No doubt this is one reason why the Obama administration launched the Caribbean Energy Security Initiative (CESI) in June. CESI seeks to diversify the Caribbean’s energy matrix away from its current heavy reliance on fossil fuels by using Overseas Private Investment Corporation (OPIC) loans and credit guarantees to encourage private sector investment in renewable energy. It is premised upon the Caribbean’s huge potential to generate energy from the sun, wind, geothermal sources, and maritime currents. In the past, the principal bottlenecks to harnessing these abundant resources have been hefty startup costs and small populations that make it difficult, if not impossible, for the private sector to recover profits within a reasonable period of time. Although the initial capital investment for solar- and wind-based technology has dropped considerably in the last few years, it is unrealistic to expect Caribbean nations to make a full switch to renewable energy resources anytime soon. A more realistic, short- to medium-term alternative is to make greater use of natural gas. Although still a fossil fuel, gas is more efficient – and therefore the generated electricity is less costly – than fuel oil and diesel. Moreover, electricity generated from natural gas emits 70 percent as much carbon dioxide as oil, per unit of energy output.
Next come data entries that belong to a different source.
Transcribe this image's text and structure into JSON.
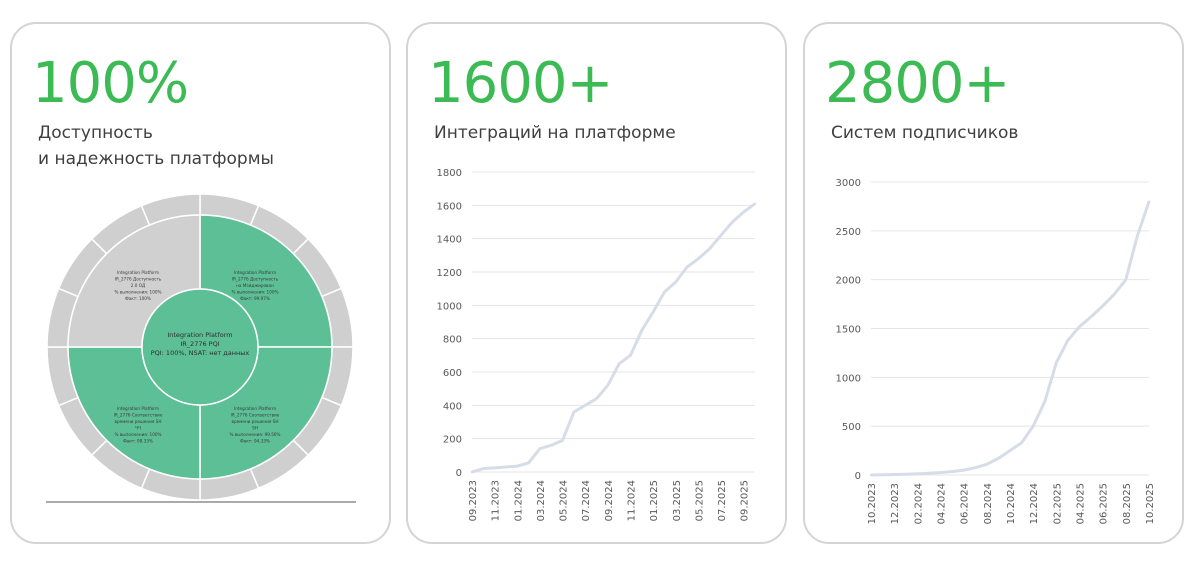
{
  "cards": [
    {
      "metric": "100%",
      "subtitle_line1": "Доступность",
      "subtitle_line2": "и надежность платформы",
      "sunburst": {
        "center_lines": [
          "Integration Platform",
          "IR_2776 PQI",
          "PQI: 100%, NSAT: нет данных"
        ],
        "quadrants": [
          {
            "id": "top-right",
            "color": "#5cbf96",
            "lines": [
              "Integration Platform",
              "IR_2776 Доступность",
              "на Мэйджирован",
              "% выполнения: 100%",
              "Факт: 99.97%"
            ]
          },
          {
            "id": "bottom-right",
            "color": "#5cbf96",
            "lines": [
              "Integration Platform",
              "IR_2776 Соответствие",
              "времени решения SH",
              "SH",
              "% выполнения: 99.56%",
              "Факт: 94.33%"
            ]
          },
          {
            "id": "bottom-left",
            "color": "#5cbf96",
            "lines": [
              "Integration Platform",
              "IR_2776 Соответствие",
              "времени решения SH",
              "ЧЧ",
              "% выполнения: 100%",
              "Факт: 98.33%"
            ]
          },
          {
            "id": "top-left",
            "color": "#d0d0d0",
            "lines": [
              "Integration Platform",
              "IR_2776 Доступность",
              "2.0 ОД",
              "% выполнения: 100%",
              "Факт: 100%"
            ]
          }
        ]
      }
    },
    {
      "metric": "1600+",
      "subtitle": "Интеграций на платформе"
    },
    {
      "metric": "2800+",
      "subtitle": "Систем подписчиков"
    }
  ],
  "colors": {
    "accent": "#3cba54",
    "line": "#d6dde8",
    "grid": "#e4e4e4",
    "border": "#d4d4d4"
  },
  "chart_data": [
    {
      "type": "line",
      "series": [
        {
          "x": [
            "09.2023",
            "10.2023",
            "11.2023",
            "12.2023",
            "01.2024",
            "02.2024",
            "03.2024",
            "04.2024",
            "05.2024",
            "06.2024",
            "07.2024",
            "08.2024",
            "09.2024",
            "10.2024",
            "11.2024",
            "12.2024",
            "01.2025",
            "02.2025",
            "03.2025",
            "04.2025",
            "05.2025",
            "06.2025",
            "07.2025",
            "08.2025",
            "09.2025",
            "10.2025"
          ],
          "values": [
            0,
            20,
            25,
            30,
            35,
            55,
            140,
            160,
            190,
            360,
            400,
            440,
            520,
            650,
            700,
            850,
            960,
            1080,
            1140,
            1230,
            1280,
            1340,
            1420,
            1500,
            1560,
            1610
          ]
        }
      ],
      "ylim": [
        0,
        1800
      ],
      "yticks": [
        "0",
        "200",
        "400",
        "600",
        "800",
        "1000",
        "1200",
        "1400",
        "1600",
        "1800"
      ],
      "xtick_labels": [
        "09.2023",
        "11.2023",
        "01.2024",
        "03.2024",
        "05.2024",
        "07.2024",
        "09.2024",
        "11.2024",
        "01.2025",
        "03.2025",
        "05.2025",
        "07.2025",
        "09.2025"
      ],
      "grid": true
    },
    {
      "type": "line",
      "series": [
        {
          "x": [
            "10.2023",
            "11.2023",
            "12.2023",
            "01.2024",
            "02.2024",
            "03.2024",
            "04.2024",
            "05.2024",
            "06.2024",
            "07.2024",
            "08.2024",
            "09.2024",
            "10.2024",
            "11.2024",
            "12.2024",
            "01.2025",
            "02.2025",
            "03.2025",
            "04.2025",
            "05.2025",
            "06.2025",
            "07.2025",
            "08.2025",
            "09.2025",
            "10.2025"
          ],
          "values": [
            0,
            2,
            5,
            8,
            12,
            18,
            25,
            35,
            50,
            75,
            110,
            170,
            250,
            330,
            500,
            750,
            1150,
            1380,
            1520,
            1620,
            1730,
            1850,
            2000,
            2450,
            2800
          ]
        }
      ],
      "ylim": [
        0,
        3000
      ],
      "yticks": [
        "0",
        "500",
        "1000",
        "1500",
        "2000",
        "2500",
        "3000"
      ],
      "xtick_labels": [
        "10.2023",
        "12.2023",
        "02.2024",
        "04.2024",
        "06.2024",
        "08.2024",
        "10.2024",
        "12.2024",
        "02.2025",
        "04.2025",
        "06.2025",
        "08.2025",
        "10.2025"
      ],
      "grid": true
    }
  ]
}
The shale gas boom in the United States generated by innovations in hydraulic fracturing has led to calls to lift restrictions on U.S. natural gas exports to those countries with which it does not have a free trade agreement. The Caribbean is potentially a major target market of this natural gas in liquefied form (LNG), but this would be a big mistake. Lifting restrictions on exports will inevitably raise natural gas prices in the U.S., thereby hurting consumers and putting the nascent revival of domestic manufacturing at risk. It would also require building expensive LNG offloading and regassification facilities in the West Indies, which would run up against the same economies of scale limitations (except in Jamaica and Hispañola) that have undermined a mass transition to renewable energy. A more realistic alternative is to revive plans to build a natural gas pipeline from Trinidad and Tobago to Barbados, and then up through the Eastern Caribbean. Proposed back in the early 2000s, it was scuttled with the appearance of PetroCaribe in 2005. Trinidad and Tobago has ample reserves of natural gas; at one point before the shale gas revolution it was the largest source of imported LNG in the United States. The pipeline would link islands with populations of under 100,000, where LNG is economically unviable, with the more densely populated French dominions of Guadalupe and Martinique. It would also help revive the floundering Caribbean Common Market and Community (CARICOM).
* Thomas Andrew O’Keefe is President of San Francisco-based Mercosur Consulting Group, Ltd.